In another context, where there is a direct and clear interest, the Dutch have been single-minded about their pursuit of justice. Since the 2014 crash of Malaysia Airlines fight MH17 which was shot down over Eastern Ukraine by a missile fired from territory held by pro-Russian rebels, the Dutch have continued to press for accountability for the victims. The flight was en route from Amsterdam to Kuala Lumpur and the crash killed everyone on board, the vast majority Dutch nationals.

Last year the Netherlands gave notice that it held Russia accountable under international law for their alleged involvement in the downing of MH17. A tribunal is holding hearings in absentia of individuals investigated by a Dutch-led international investigative team.

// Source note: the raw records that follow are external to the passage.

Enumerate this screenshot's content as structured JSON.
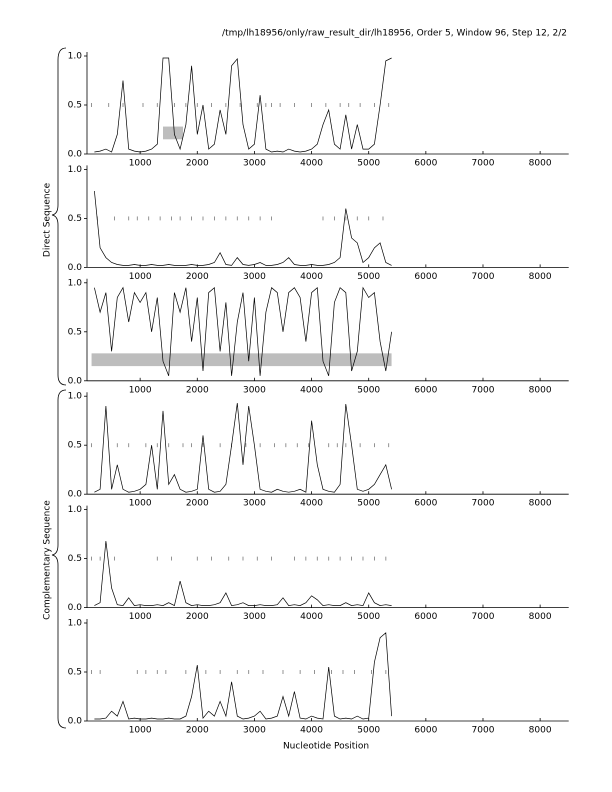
{
  "header": {
    "title": "/tmp/lh18956/only/raw_result_dir/lh18956, Order 5, Window 96, Step 12, 2/2"
  },
  "x_label": "Nucleotide Position",
  "group_labels": [
    "Direct Sequence",
    "Complementary Sequence"
  ],
  "chart_data": [
    {
      "type": "line",
      "color": "#000000",
      "x": [
        200,
        300,
        400,
        500,
        600,
        700,
        800,
        900,
        1000,
        1100,
        1200,
        1300,
        1400,
        1500,
        1600,
        1700,
        1800,
        1900,
        2000,
        2100,
        2200,
        2300,
        2400,
        2500,
        2600,
        2700,
        2800,
        2900,
        3000,
        3100,
        3200,
        3300,
        3400,
        3500,
        3600,
        3700,
        3800,
        3900,
        4000,
        4100,
        4200,
        4300,
        4400,
        4500,
        4600,
        4700,
        4800,
        4900,
        5000,
        5100,
        5200,
        5300,
        5400
      ],
      "values": [
        0.02,
        0.03,
        0.05,
        0.02,
        0.2,
        0.75,
        0.05,
        0.03,
        0.02,
        0.03,
        0.05,
        0.1,
        0.98,
        0.98,
        0.2,
        0.05,
        0.3,
        0.9,
        0.2,
        0.5,
        0.05,
        0.1,
        0.45,
        0.2,
        0.9,
        0.97,
        0.3,
        0.05,
        0.1,
        0.6,
        0.05,
        0.02,
        0.03,
        0.02,
        0.05,
        0.03,
        0.02,
        0.03,
        0.05,
        0.1,
        0.3,
        0.45,
        0.1,
        0.05,
        0.4,
        0.05,
        0.3,
        0.05,
        0.05,
        0.1,
        0.5,
        0.95,
        0.98
      ],
      "markers": [
        150,
        450,
        700,
        1050,
        1300,
        1600,
        1800,
        2000,
        2250,
        2500,
        2750,
        3050,
        3200,
        3300,
        3450,
        3700,
        4000,
        4250,
        4500,
        4650,
        4850,
        5100,
        5350
      ],
      "band": {
        "x": [
          1400,
          1750
        ],
        "y": [
          0.15,
          0.28
        ]
      },
      "xlim": [
        0,
        8500
      ],
      "xticks": [
        1000,
        2000,
        3000,
        4000,
        5000,
        6000,
        7000,
        8000
      ],
      "ylim": [
        0,
        1
      ],
      "yticks": [
        {
          "value": 0,
          "label": "0.0"
        },
        {
          "value": 0.5,
          "label": "0.5"
        },
        {
          "value": 1,
          "label": "1.0"
        }
      ]
    },
    {
      "type": "line",
      "color": "#000000",
      "x": [
        200,
        300,
        400,
        500,
        600,
        700,
        800,
        900,
        1000,
        1100,
        1200,
        1300,
        1400,
        1500,
        1600,
        1700,
        1800,
        1900,
        2000,
        2100,
        2200,
        2300,
        2400,
        2500,
        2600,
        2700,
        2800,
        2900,
        3000,
        3100,
        3200,
        3300,
        3400,
        3500,
        3600,
        3700,
        3800,
        3900,
        4000,
        4100,
        4200,
        4300,
        4400,
        4500,
        4600,
        4700,
        4800,
        4900,
        5000,
        5100,
        5200,
        5300,
        5400
      ],
      "values": [
        0.78,
        0.2,
        0.1,
        0.05,
        0.03,
        0.02,
        0.02,
        0.03,
        0.02,
        0.02,
        0.03,
        0.02,
        0.02,
        0.03,
        0.02,
        0.02,
        0.02,
        0.03,
        0.02,
        0.02,
        0.03,
        0.05,
        0.15,
        0.03,
        0.02,
        0.1,
        0.03,
        0.02,
        0.03,
        0.05,
        0.02,
        0.02,
        0.03,
        0.05,
        0.1,
        0.03,
        0.02,
        0.02,
        0.03,
        0.02,
        0.02,
        0.03,
        0.05,
        0.1,
        0.6,
        0.3,
        0.25,
        0.05,
        0.1,
        0.2,
        0.25,
        0.05,
        0.02
      ],
      "markers": [
        250,
        550,
        800,
        950,
        1150,
        1350,
        1550,
        1700,
        1900,
        2100,
        2300,
        2500,
        2700,
        2900,
        3100,
        3300,
        4200,
        4400,
        4600,
        4800,
        5000,
        5250
      ],
      "xlim": [
        0,
        8500
      ],
      "xticks": [
        1000,
        2000,
        3000,
        4000,
        5000,
        6000,
        7000,
        8000
      ],
      "ylim": [
        0,
        1
      ],
      "yticks": [
        {
          "value": 0,
          "label": "0.0"
        },
        {
          "value": 0.5,
          "label": "0.5"
        },
        {
          "value": 1,
          "label": "1.0"
        }
      ]
    },
    {
      "type": "line",
      "color": "#000000",
      "x": [
        200,
        300,
        400,
        500,
        600,
        700,
        800,
        900,
        1000,
        1100,
        1200,
        1300,
        1400,
        1500,
        1600,
        1700,
        1800,
        1900,
        2000,
        2100,
        2200,
        2300,
        2400,
        2500,
        2600,
        2700,
        2800,
        2900,
        3000,
        3100,
        3200,
        3300,
        3400,
        3500,
        3600,
        3700,
        3800,
        3900,
        4000,
        4100,
        4200,
        4300,
        4400,
        4500,
        4600,
        4700,
        4800,
        4900,
        5000,
        5100,
        5200,
        5300,
        5400
      ],
      "values": [
        0.95,
        0.7,
        0.9,
        0.3,
        0.85,
        0.95,
        0.6,
        0.9,
        0.8,
        0.9,
        0.5,
        0.85,
        0.2,
        0.05,
        0.9,
        0.7,
        0.95,
        0.4,
        0.85,
        0.1,
        0.9,
        0.95,
        0.3,
        0.8,
        0.05,
        0.6,
        0.9,
        0.2,
        0.85,
        0.05,
        0.7,
        0.95,
        0.9,
        0.5,
        0.9,
        0.95,
        0.85,
        0.4,
        0.9,
        0.95,
        0.2,
        0.05,
        0.8,
        0.95,
        0.9,
        0.1,
        0.3,
        0.95,
        0.85,
        0.9,
        0.4,
        0.1,
        0.5
      ],
      "markers": [],
      "band": {
        "x": [
          150,
          5400
        ],
        "y": [
          0.15,
          0.28
        ]
      },
      "xlim": [
        0,
        8500
      ],
      "xticks": [
        1000,
        2000,
        3000,
        4000,
        5000,
        6000,
        7000,
        8000
      ],
      "ylim": [
        0,
        1
      ],
      "yticks": [
        {
          "value": 0,
          "label": "0.0"
        },
        {
          "value": 0.5,
          "label": "0.5"
        },
        {
          "value": 1,
          "label": "1.0"
        }
      ]
    },
    {
      "type": "line",
      "color": "#000000",
      "x": [
        200,
        300,
        400,
        500,
        600,
        700,
        800,
        900,
        1000,
        1100,
        1200,
        1300,
        1400,
        1500,
        1600,
        1700,
        1800,
        1900,
        2000,
        2100,
        2200,
        2300,
        2400,
        2500,
        2600,
        2700,
        2800,
        2900,
        3000,
        3100,
        3200,
        3300,
        3400,
        3500,
        3600,
        3700,
        3800,
        3900,
        4000,
        4100,
        4200,
        4300,
        4400,
        4500,
        4600,
        4700,
        4800,
        4900,
        5000,
        5100,
        5200,
        5300,
        5400
      ],
      "values": [
        0.02,
        0.05,
        0.9,
        0.05,
        0.3,
        0.05,
        0.02,
        0.03,
        0.05,
        0.1,
        0.5,
        0.05,
        0.85,
        0.1,
        0.2,
        0.05,
        0.02,
        0.03,
        0.05,
        0.6,
        0.05,
        0.02,
        0.03,
        0.1,
        0.5,
        0.93,
        0.3,
        0.9,
        0.5,
        0.05,
        0.03,
        0.02,
        0.05,
        0.03,
        0.02,
        0.03,
        0.05,
        0.02,
        0.75,
        0.3,
        0.05,
        0.03,
        0.02,
        0.1,
        0.92,
        0.5,
        0.05,
        0.03,
        0.05,
        0.1,
        0.2,
        0.3,
        0.05
      ],
      "markers": [
        150,
        600,
        800,
        1100,
        1300,
        1500,
        1750,
        1900,
        2100,
        2400,
        2600,
        2850,
        3100,
        3350,
        3550,
        3750,
        3950,
        4300,
        4450,
        4600,
        4850,
        5100,
        5350
      ],
      "xlim": [
        0,
        8500
      ],
      "xticks": [
        1000,
        2000,
        3000,
        4000,
        5000,
        6000,
        7000,
        8000
      ],
      "ylim": [
        0,
        1
      ],
      "yticks": [
        {
          "value": 0,
          "label": "0.0"
        },
        {
          "value": 0.5,
          "label": "0.5"
        },
        {
          "value": 1,
          "label": "1.0"
        }
      ]
    },
    {
      "type": "line",
      "color": "#000000",
      "x": [
        200,
        300,
        400,
        500,
        600,
        700,
        800,
        900,
        1000,
        1100,
        1200,
        1300,
        1400,
        1500,
        1600,
        1700,
        1800,
        1900,
        2000,
        2100,
        2200,
        2300,
        2400,
        2500,
        2600,
        2700,
        2800,
        2900,
        3000,
        3100,
        3200,
        3300,
        3400,
        3500,
        3600,
        3700,
        3800,
        3900,
        4000,
        4100,
        4200,
        4300,
        4400,
        4500,
        4600,
        4700,
        4800,
        4900,
        5000,
        5100,
        5200,
        5300,
        5400
      ],
      "values": [
        0.02,
        0.05,
        0.68,
        0.2,
        0.03,
        0.02,
        0.1,
        0.02,
        0.03,
        0.02,
        0.02,
        0.03,
        0.02,
        0.05,
        0.02,
        0.27,
        0.05,
        0.02,
        0.03,
        0.02,
        0.02,
        0.03,
        0.05,
        0.15,
        0.02,
        0.03,
        0.05,
        0.02,
        0.02,
        0.03,
        0.02,
        0.02,
        0.03,
        0.1,
        0.02,
        0.03,
        0.02,
        0.05,
        0.12,
        0.08,
        0.02,
        0.03,
        0.02,
        0.02,
        0.05,
        0.02,
        0.03,
        0.02,
        0.15,
        0.05,
        0.02,
        0.03,
        0.02
      ],
      "markers": [
        150,
        300,
        550,
        1300,
        1550,
        2000,
        2250,
        2550,
        2800,
        3050,
        3300,
        3700,
        3900,
        4100,
        4300,
        4500,
        4700,
        4900,
        5100,
        5300
      ],
      "xlim": [
        0,
        8500
      ],
      "xticks": [
        1000,
        2000,
        3000,
        4000,
        5000,
        6000,
        7000,
        8000
      ],
      "ylim": [
        0,
        1
      ],
      "yticks": [
        {
          "value": 0,
          "label": "0.0"
        },
        {
          "value": 0.5,
          "label": "0.5"
        },
        {
          "value": 1,
          "label": "1.0"
        }
      ]
    },
    {
      "type": "line",
      "color": "#000000",
      "x": [
        200,
        300,
        400,
        500,
        600,
        700,
        800,
        900,
        1000,
        1100,
        1200,
        1300,
        1400,
        1500,
        1600,
        1700,
        1800,
        1900,
        2000,
        2100,
        2200,
        2300,
        2400,
        2500,
        2600,
        2700,
        2800,
        2900,
        3000,
        3100,
        3200,
        3300,
        3400,
        3500,
        3600,
        3700,
        3800,
        3900,
        4000,
        4100,
        4200,
        4300,
        4400,
        4500,
        4600,
        4700,
        4800,
        4900,
        5000,
        5100,
        5200,
        5300,
        5400
      ],
      "values": [
        0.02,
        0.02,
        0.03,
        0.1,
        0.05,
        0.2,
        0.02,
        0.03,
        0.02,
        0.02,
        0.03,
        0.02,
        0.02,
        0.03,
        0.02,
        0.02,
        0.05,
        0.25,
        0.57,
        0.03,
        0.1,
        0.05,
        0.2,
        0.05,
        0.4,
        0.05,
        0.02,
        0.03,
        0.05,
        0.1,
        0.02,
        0.03,
        0.05,
        0.25,
        0.05,
        0.3,
        0.03,
        0.02,
        0.05,
        0.03,
        0.02,
        0.55,
        0.05,
        0.02,
        0.03,
        0.02,
        0.05,
        0.02,
        0.03,
        0.6,
        0.85,
        0.9,
        0.05
      ],
      "markers": [
        150,
        300,
        950,
        1100,
        1300,
        1450,
        1800,
        2150,
        2400,
        2700,
        2900,
        3150,
        3500,
        3800,
        4050,
        4350,
        4550,
        4750,
        5050,
        5300
      ],
      "xlim": [
        0,
        8500
      ],
      "xticks": [
        1000,
        2000,
        3000,
        4000,
        5000,
        6000,
        7000,
        8000
      ],
      "ylim": [
        0,
        1
      ],
      "yticks": [
        {
          "value": 0,
          "label": "0.0"
        },
        {
          "value": 0.5,
          "label": "0.5"
        },
        {
          "value": 1,
          "label": "1.0"
        }
      ]
    }
  ]
}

And this year, Blok announced he was taking Moscow to the European Court of Human Rights over the crash.

In that sense the move to take Syria to the ICJ “fits with a pattern of bold moves” says Benjamin Duerr, an international law and international relations expert who has worked with the Dutch ministry of Justice told Justice Info.

An “UnDutch” move?

Consensus-finding is a prized attribute in country of coalition governments. This independent move to take the lead in holding Syria accountable could therefore be seen as ‘unDutch’. But foreign minister Blok, although usually described by the Dutch press as boring and uncharismatic, fits well within the usual national stereotypes in his abruptness – as one informed source put it ‘he is not a diplomat at heart’, and his lack of fear in potentially annoying other countries.

On Dutch television Blok admitted to having limited international law experience but having a “a whole team of people looking at different legal routes”. “The only thing they ask me is ‘are you willing to take it this far’?” he said. “The question is do you want to put the Netherlands in the spotlight because Syria will be angry – we don’t mind as much - but Russia too, which is more complicated, but my role is to take responsibility,” he added.

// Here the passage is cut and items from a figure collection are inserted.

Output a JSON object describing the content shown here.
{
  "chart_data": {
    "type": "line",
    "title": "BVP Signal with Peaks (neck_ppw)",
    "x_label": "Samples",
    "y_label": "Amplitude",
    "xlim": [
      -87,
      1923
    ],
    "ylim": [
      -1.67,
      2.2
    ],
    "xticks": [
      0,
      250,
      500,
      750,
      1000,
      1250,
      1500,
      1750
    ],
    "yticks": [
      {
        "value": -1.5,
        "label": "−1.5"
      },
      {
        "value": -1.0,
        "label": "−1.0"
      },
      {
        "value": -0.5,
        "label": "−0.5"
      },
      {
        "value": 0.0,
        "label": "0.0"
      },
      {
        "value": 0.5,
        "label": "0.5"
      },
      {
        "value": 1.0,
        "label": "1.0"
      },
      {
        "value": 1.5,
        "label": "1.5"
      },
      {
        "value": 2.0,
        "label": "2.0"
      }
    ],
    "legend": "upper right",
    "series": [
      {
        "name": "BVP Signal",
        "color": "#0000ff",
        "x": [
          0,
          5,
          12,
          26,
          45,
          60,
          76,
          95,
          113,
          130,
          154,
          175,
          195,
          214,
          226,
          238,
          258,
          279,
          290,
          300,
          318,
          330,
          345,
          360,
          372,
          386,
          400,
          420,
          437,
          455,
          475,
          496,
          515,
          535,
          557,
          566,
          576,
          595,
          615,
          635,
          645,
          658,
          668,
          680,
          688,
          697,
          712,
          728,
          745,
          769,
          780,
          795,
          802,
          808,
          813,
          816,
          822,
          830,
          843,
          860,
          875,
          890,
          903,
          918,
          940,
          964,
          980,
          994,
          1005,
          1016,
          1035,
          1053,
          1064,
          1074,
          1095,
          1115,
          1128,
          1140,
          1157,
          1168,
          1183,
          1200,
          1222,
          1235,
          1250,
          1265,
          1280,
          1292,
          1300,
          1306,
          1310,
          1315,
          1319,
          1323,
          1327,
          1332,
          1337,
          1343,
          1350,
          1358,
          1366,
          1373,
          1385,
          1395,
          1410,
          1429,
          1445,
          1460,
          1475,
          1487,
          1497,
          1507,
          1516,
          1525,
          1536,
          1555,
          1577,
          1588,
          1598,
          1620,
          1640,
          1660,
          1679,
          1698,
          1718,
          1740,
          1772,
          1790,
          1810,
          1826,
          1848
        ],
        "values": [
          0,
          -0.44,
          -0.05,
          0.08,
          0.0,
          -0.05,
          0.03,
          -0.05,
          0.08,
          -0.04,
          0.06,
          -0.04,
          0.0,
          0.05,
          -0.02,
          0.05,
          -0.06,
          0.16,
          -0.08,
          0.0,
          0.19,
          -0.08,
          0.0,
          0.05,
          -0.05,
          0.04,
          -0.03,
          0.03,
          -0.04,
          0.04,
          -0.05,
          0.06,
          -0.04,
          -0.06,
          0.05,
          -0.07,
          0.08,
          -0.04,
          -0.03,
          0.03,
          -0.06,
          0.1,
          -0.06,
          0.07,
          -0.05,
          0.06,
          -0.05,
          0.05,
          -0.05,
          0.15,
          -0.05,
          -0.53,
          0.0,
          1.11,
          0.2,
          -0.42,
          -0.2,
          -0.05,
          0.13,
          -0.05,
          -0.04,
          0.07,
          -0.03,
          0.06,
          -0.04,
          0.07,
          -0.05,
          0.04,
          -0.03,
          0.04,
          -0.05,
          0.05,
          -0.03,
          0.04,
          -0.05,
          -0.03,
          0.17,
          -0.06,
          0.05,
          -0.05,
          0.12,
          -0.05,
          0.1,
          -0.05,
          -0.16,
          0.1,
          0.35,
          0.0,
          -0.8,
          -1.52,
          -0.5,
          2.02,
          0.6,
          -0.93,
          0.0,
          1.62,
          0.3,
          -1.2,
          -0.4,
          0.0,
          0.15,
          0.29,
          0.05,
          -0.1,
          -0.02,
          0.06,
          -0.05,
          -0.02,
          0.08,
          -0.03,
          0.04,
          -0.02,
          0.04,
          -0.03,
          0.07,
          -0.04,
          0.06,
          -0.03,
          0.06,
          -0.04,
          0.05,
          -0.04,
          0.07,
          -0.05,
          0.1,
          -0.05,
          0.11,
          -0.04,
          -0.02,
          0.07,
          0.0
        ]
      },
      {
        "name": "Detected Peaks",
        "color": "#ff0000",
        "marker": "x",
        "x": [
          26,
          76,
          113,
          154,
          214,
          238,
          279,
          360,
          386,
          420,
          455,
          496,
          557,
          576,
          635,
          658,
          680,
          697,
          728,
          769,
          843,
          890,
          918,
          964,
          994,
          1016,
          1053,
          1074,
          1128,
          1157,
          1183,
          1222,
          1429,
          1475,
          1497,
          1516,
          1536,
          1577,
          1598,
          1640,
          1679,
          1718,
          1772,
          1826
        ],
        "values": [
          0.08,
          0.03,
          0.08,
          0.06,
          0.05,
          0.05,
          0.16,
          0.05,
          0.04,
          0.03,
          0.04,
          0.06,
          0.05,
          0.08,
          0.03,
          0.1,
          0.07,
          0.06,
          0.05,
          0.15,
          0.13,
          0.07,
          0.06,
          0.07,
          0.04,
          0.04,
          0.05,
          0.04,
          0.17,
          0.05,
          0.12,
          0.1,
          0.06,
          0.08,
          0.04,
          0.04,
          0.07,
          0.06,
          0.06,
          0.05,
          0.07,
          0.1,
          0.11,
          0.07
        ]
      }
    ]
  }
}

Sources tell Justice Info that this particular zeal for accountability for Syrian President Bashar al-Assad could also come from individuals within the Dutch diplomatic corps with a strong passion on Syrian accountability and a genuine dissatisfaction that nothing is happening with the IIIM that Netherlands has invested so much in. It’s about moral high ground and individuals, our sources say, with a target that fit with Dutch foreign policy.

Get Assad behind bars

Amid debates in the European Union about future relations with the Assad regime, the Dutch have laid down a clear marker. The Netherlands and other Nordic countries want the regime out while others in central and eastern Europe have been moving towards normalization. Greece and Cyprus already re-established diplomatic relations with Damascus and Hungary, Poland and Austria are considering doing the same. “The ICJ move is a clear sign the Netherlands does not see a role for Assad,” Duerr said. “This is also a signal to other European countries.”

Blok himself did not mince words to point out his goal was to eventually get Assad in the dock. “This is a signal to Assad that countries like the Netherlands will do whatever they can to get you behind bars,” the minister said.

Spark of hope for victims

Blok said the move should also be seen as a way to provide a spark of hope for victims. “The procedures will be long, but we should not despair, one in a while we do manage to achieve accountability”, he said, pointing out that former Yugoslav strongman Slobodan Milosevic had also ended up behind bars in The Hague at the International Criminal Tribunal for the former Yugoslavia.

It will take years before any case would eventually be heard by the ICJ on its merits.  For now, the Netherlands has started the process by informing Syria of its intentions and if after six months no efforts have been made in arbitration, will likely see a claim at the Peace Palace. The last time the Netherlands appeared as one of the principal states in an ICJ case was in the 1960s.